6. Communication device according to claim 4, characterized in that said selection means (20) select said configuration for which said absolute performance is greater than a target performance and said consumption is minimal.

7. Communication device according to any one of claims 1 to 6, characterized in that said first variable (J) estimated, respectively said at least one second variable (J) obtained, representative of an absolute performance output of said receiver (10), is selected from a ratio (SINR) signal over interference and noise, an average squared error or a bit error rate at the output of said receiver (10).

The communication device according to claim 7, wherein said first configuration or said at least one second configuration allows said receiver (10) to be configured as a linear receiver used in a downlink established with a base station in a DS-CDMA system. , characterized in that said ratio (SINR) signal on interference and noise is calculated from;

- parameters (h) of said transmission channel;

coefficients (p) of said configuration; a spatio-temporal correlation matrix (RST) of said received signal;

- the spreading factor (SF _CO de) associated with the spreading code of interest; power (P _COd e) associated with the spreading code of interest; and

- the total power (PBS) transmitted by said base station.

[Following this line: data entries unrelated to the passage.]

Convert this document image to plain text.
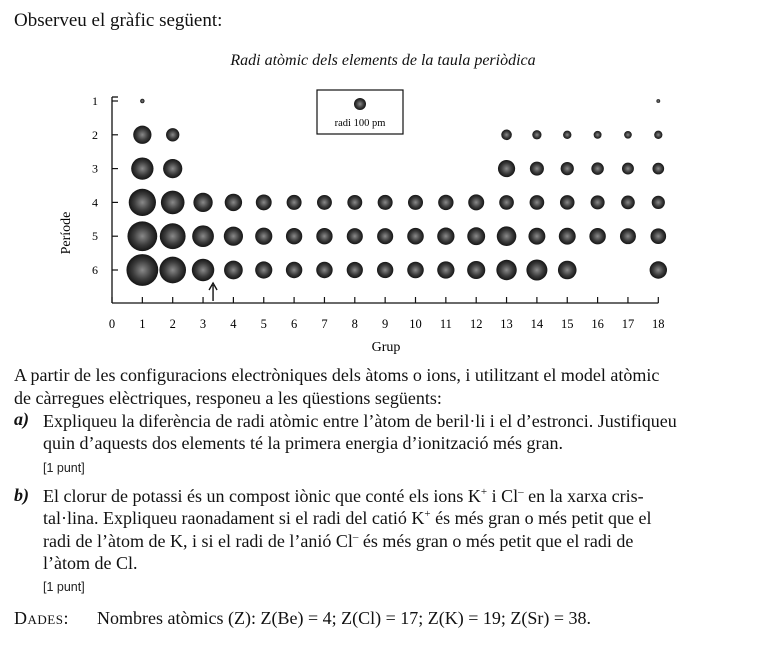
Observeu el gràfic següent:
Radi atòmic dels elements de la taula periòdica
1
2
3
4
5
6
0 1 2 3 4 5 6 7 8 9 10 11 12 13 14 15 16 17 18
radi 100 pm
Grup
Període
A partir de les configuracions electròniques dels àtoms o ions, i utilitzant el model atòmic
de càrregues elèctriques, responeu a les qüestions següents:
a) Expliqueu la diferència de radi atòmic entre l’àtom de beril·li i el d’estronci. Justifiqueu
quin d’aquests dos elements té la primera energia d’ionització més gran.
[1 punt]
b) El clorur de potassi és un compost iònic que conté els ions K+ i Cl– en la xarxa cris-
tal·lina. Expliqueu raonadament si el radi del catió K+ és més gran o més petit que el
radi de l’àtom de K, i si el radi de l’anió Cl– és més gran o més petit que el radi de
l’àtom de Cl.
[1 punt]
Dades: Nombres atòmics (Z): Z(Be) = 4; Z(Cl) = 17; Z(K) = 19; Z(Sr) = 38.
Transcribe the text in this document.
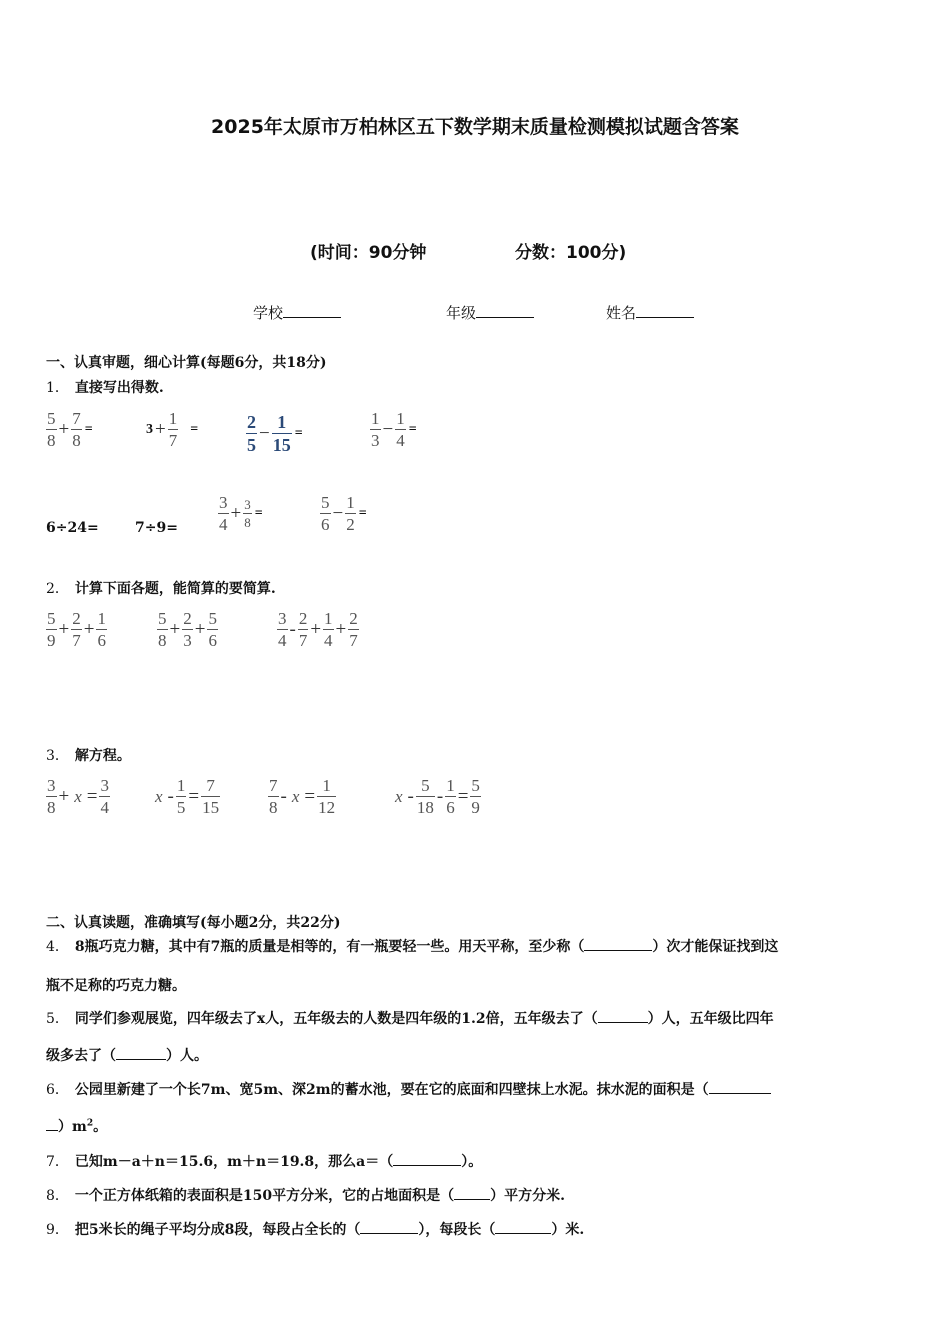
2025年太原市万柏林区五下数学期末质量检测模拟试题含答案
(时间：90分钟	分数：100分)
学校	年级	姓名
一、认真审题，细心计算(每题6分，共18分)
1． 直接写出得数.
$\frac{5}{8} + \frac{7}{8}$ =	$3 + \frac{1}{7}$ =	$\frac{2}{5} - \frac{1}{15}$ =	$\frac{1}{3} - \frac{1}{4}$ =
6÷24=	$7\div 9= \frac{3}{4} + \frac{3}{8}$ =	$\frac{5}{6} - \frac{1}{2}$ =
2． 计算下面各题，能简算的要简算.
$\frac{5}{9} + \frac{2}{7} + \frac{1}{6}$	$\frac{5}{8} + \frac{2}{3} + \frac{5}{6}$	$\frac{3}{4} - \frac{2}{7} + \frac{1}{4} + \frac{2}{7}$
3． 解方程。
$\frac{3}{8} + x = \frac{3}{4}$	$x - \frac{1}{5} = \frac{7}{15}$	$\frac{7}{8} - x = \frac{1}{12}$	$x - \frac{5}{18} - \frac{1}{6} = \frac{5}{9}$
二、认真读题，准确填写(每小题2分，共22分)
4． 8瓶巧克力糖，其中有7瓶的质量是相等的，有一瓶要轻一些。用天平称，至少称（	）次才能保证找到这
瓶不足称的巧克力糖。
5． 同学们参观展览，四年级去了x人，五年级去的人数是四年级的1.2倍，五年级去了（	）人，五年级比四年
级多去了（	）人。
6． 公园里新建了一个长7m、宽5m、深2m的蓄水池，要在它的底面和四壁抹上水泥。抹水泥的面积是（
）$m^2$。
7． 已知m－a＋n＝15.6，m＋n＝19.8，那么a＝（	）。
8． 一个正方体纸箱的表面积是150平方分米，它的占地面积是（	）平方分米.
9． 把5米长的绳子平均分成8段，每段占全长的（	），每段长（	）米.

9. Communication device according to claim 8, characterized in that said signal to interference ratio and noise is calculated using the ratio (p) between the transmission power of a pilot channel (Pcpic _h ) transmitted by said station base and the total power

(PBS) transmitted by said base station.

10. Communication device according to any one of claims 1 to 9, wherein said signal is received by at least two antennas (Aq) characterized in that said receiver is at least configurable in a first configuration and three second configurations, these first and second configurations being different and chosen from the following four configurations:

- RAKE mono-antenna type receiver;

- RAKE type multi-antenna receiver;

- mono linear antenna equalizer type receiver; and

- receiver type linear equalizer multi-antennas.

11. A method of configuring a receiver (10) configurable in a first configuration and at least a second configuration in a communication device adapted to receive a signal from a transmission channel and delivered by at least one antenna (Aq) said receiver (10) being adapted to obtain and process samples (y _n ^(q) ) of said signal, said method being characterized in that it comprises:

a step (E30) of estimating, using at least one parameter of said channel, and without implementing the receiver (10) in said first configuration, a first variable (J) representative of an absolute output performance said receiver (10) for processing said samples (y _n ^(q) ) in said first configuration;

a step (E30) for obtaining, for each of said at least one second configuration, a variable (J) representative of an absolute performance at the output of said receiver (10), for processing said samples in said at least one second configuration; a step (E40) of selecting one of said configurations as a function of said first and at least one second variables (J); and

a step (E50) of configuring said receiver according to said selected configuration to process samples (y _n ^(q) ) of said signal.

Computer program comprising instructions for executing the steps of the configuration method according to claim 11 when said program is executed by a computer constituting a communication device.

A computer-readable recording medium on which a computer program is recorded including instructions for performing the steps of the configuration method according to claim 11.